Typically, I would be delighted by such a witty, insouciant accessory, but Chanel designer Karl Lagerfeld's words of dubious wisdom regarding spending money on clothing, not food, rung in my ears as I gazed at the purse. This is a designer who once related to Telegraph that he "lost weight to become a good clotheshorse." Is Lagerfeld finally laying down his arms in the battle against food? By any strict dieter's definition, a bagel and cream cheese is the holy grail of cheat foods, and now the prohibited substance has been made into an accessory worn by the slimmest of models.
In any case, the Bagel bag is poised to be the fashion crowd's latest must-have accessory, so prepare yourself for hunger pangs each time you scroll through your favorite street-style blogs.
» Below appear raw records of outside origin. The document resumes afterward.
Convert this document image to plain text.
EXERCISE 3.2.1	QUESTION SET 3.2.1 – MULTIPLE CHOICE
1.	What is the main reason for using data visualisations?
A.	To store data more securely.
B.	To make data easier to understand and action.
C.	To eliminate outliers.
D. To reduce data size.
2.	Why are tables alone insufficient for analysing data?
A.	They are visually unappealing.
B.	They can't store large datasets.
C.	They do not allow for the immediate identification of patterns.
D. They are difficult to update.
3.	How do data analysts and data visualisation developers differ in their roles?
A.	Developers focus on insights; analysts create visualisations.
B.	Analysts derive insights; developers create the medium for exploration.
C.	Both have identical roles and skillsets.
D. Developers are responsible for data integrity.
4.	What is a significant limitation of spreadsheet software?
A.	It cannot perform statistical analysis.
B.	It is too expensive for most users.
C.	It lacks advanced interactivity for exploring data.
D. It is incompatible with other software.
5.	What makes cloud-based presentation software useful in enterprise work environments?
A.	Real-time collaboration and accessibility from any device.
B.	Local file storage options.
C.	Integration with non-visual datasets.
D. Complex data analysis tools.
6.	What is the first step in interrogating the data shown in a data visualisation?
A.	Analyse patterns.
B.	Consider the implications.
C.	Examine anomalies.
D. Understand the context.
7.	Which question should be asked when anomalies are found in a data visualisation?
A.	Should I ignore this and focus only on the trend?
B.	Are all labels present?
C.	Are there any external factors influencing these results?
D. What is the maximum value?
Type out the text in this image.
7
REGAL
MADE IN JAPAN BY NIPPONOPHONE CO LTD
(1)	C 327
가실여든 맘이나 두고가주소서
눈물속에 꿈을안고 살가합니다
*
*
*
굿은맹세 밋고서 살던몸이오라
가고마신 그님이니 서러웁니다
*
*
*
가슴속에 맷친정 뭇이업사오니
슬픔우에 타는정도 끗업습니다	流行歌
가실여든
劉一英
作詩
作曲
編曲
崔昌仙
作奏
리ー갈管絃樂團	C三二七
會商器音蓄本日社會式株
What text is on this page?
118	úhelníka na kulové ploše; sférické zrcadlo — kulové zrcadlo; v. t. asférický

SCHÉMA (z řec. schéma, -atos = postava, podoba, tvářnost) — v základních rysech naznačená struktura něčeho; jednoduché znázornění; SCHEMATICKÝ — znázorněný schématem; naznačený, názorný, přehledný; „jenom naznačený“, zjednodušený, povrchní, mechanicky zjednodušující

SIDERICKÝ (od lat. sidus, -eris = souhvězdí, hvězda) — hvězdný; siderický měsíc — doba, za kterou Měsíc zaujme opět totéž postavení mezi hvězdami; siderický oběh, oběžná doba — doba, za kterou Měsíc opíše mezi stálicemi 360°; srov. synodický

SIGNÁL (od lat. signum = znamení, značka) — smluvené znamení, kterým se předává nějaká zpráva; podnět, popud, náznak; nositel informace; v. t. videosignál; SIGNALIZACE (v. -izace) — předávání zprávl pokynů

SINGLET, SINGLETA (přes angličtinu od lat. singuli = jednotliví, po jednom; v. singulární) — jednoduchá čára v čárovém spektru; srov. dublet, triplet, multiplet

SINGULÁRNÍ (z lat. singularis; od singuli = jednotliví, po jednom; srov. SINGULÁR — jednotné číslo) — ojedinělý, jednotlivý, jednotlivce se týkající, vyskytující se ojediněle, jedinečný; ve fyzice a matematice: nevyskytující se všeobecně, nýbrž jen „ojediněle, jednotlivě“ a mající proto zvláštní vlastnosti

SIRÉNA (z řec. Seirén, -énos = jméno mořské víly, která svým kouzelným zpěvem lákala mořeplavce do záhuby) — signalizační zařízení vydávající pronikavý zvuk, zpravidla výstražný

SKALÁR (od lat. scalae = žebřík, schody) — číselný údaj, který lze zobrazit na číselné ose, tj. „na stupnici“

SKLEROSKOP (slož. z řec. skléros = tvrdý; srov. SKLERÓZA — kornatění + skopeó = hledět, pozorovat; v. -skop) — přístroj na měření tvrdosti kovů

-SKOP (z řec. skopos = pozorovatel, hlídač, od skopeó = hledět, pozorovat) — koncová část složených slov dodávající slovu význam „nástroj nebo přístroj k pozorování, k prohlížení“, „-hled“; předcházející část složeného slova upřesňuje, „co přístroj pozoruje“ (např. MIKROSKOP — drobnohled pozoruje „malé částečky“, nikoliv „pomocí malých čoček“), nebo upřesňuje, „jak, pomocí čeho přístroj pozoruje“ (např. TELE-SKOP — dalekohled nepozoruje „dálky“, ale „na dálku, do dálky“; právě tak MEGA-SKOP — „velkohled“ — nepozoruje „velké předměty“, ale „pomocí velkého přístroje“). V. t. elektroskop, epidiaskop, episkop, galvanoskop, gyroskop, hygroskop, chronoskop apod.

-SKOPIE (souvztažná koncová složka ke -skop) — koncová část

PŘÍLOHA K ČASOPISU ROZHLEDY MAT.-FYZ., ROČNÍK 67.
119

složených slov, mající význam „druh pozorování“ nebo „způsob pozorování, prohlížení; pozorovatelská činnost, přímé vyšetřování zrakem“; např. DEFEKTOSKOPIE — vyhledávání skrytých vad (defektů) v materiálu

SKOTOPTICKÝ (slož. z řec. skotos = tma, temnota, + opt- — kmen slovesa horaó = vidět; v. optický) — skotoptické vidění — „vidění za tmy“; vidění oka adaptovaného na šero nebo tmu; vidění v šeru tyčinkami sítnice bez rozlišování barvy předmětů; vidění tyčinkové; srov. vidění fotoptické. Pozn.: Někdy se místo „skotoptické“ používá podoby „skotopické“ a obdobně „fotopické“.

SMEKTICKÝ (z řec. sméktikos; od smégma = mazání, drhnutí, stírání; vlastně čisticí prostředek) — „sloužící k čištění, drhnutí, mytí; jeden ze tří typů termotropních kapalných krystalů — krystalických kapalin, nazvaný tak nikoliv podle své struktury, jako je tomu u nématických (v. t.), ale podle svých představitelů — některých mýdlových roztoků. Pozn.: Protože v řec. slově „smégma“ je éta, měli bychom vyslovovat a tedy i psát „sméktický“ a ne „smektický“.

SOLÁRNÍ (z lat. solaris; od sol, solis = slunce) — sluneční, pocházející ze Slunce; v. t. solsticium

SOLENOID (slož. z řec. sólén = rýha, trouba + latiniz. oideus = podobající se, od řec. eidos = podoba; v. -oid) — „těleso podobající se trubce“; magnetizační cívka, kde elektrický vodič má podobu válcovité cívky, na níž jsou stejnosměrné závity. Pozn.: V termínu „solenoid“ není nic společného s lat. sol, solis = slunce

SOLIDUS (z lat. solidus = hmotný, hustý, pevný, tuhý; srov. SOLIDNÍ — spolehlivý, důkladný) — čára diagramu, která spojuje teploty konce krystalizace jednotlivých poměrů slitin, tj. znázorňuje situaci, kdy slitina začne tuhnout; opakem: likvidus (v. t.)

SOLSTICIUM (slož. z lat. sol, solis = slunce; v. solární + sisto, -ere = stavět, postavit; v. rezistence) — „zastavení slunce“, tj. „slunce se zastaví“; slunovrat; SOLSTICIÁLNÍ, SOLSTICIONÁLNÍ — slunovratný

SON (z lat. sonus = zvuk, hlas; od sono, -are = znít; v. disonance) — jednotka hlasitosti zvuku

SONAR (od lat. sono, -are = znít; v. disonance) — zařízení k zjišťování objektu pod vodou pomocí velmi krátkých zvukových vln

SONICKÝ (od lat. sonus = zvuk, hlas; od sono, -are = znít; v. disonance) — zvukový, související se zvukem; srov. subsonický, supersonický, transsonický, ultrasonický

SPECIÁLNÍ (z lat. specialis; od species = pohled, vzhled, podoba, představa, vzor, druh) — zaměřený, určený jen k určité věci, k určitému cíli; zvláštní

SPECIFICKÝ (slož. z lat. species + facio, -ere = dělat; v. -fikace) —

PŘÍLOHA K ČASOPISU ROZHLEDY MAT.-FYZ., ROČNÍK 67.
UPDATE: The enigma of the bagel bag has been solved. Though India Meneuz added a Chanel charm to the now-notorious bagel bag, it was in fact designed by New York City-based artist Chloe Wise. The Concordia University-educated Wise in fact favors all kinds of food in her mixed-media art, from a simple baguette to Dominos Pizza, and the frenzy-inducing bagel bag is in fact a witty piece entitled Bagel No. 5. If the notoriety of Bagel No. 5 is any indication, Wise's work may be headed into a new stratosphere of critical—and sartorial—recognition.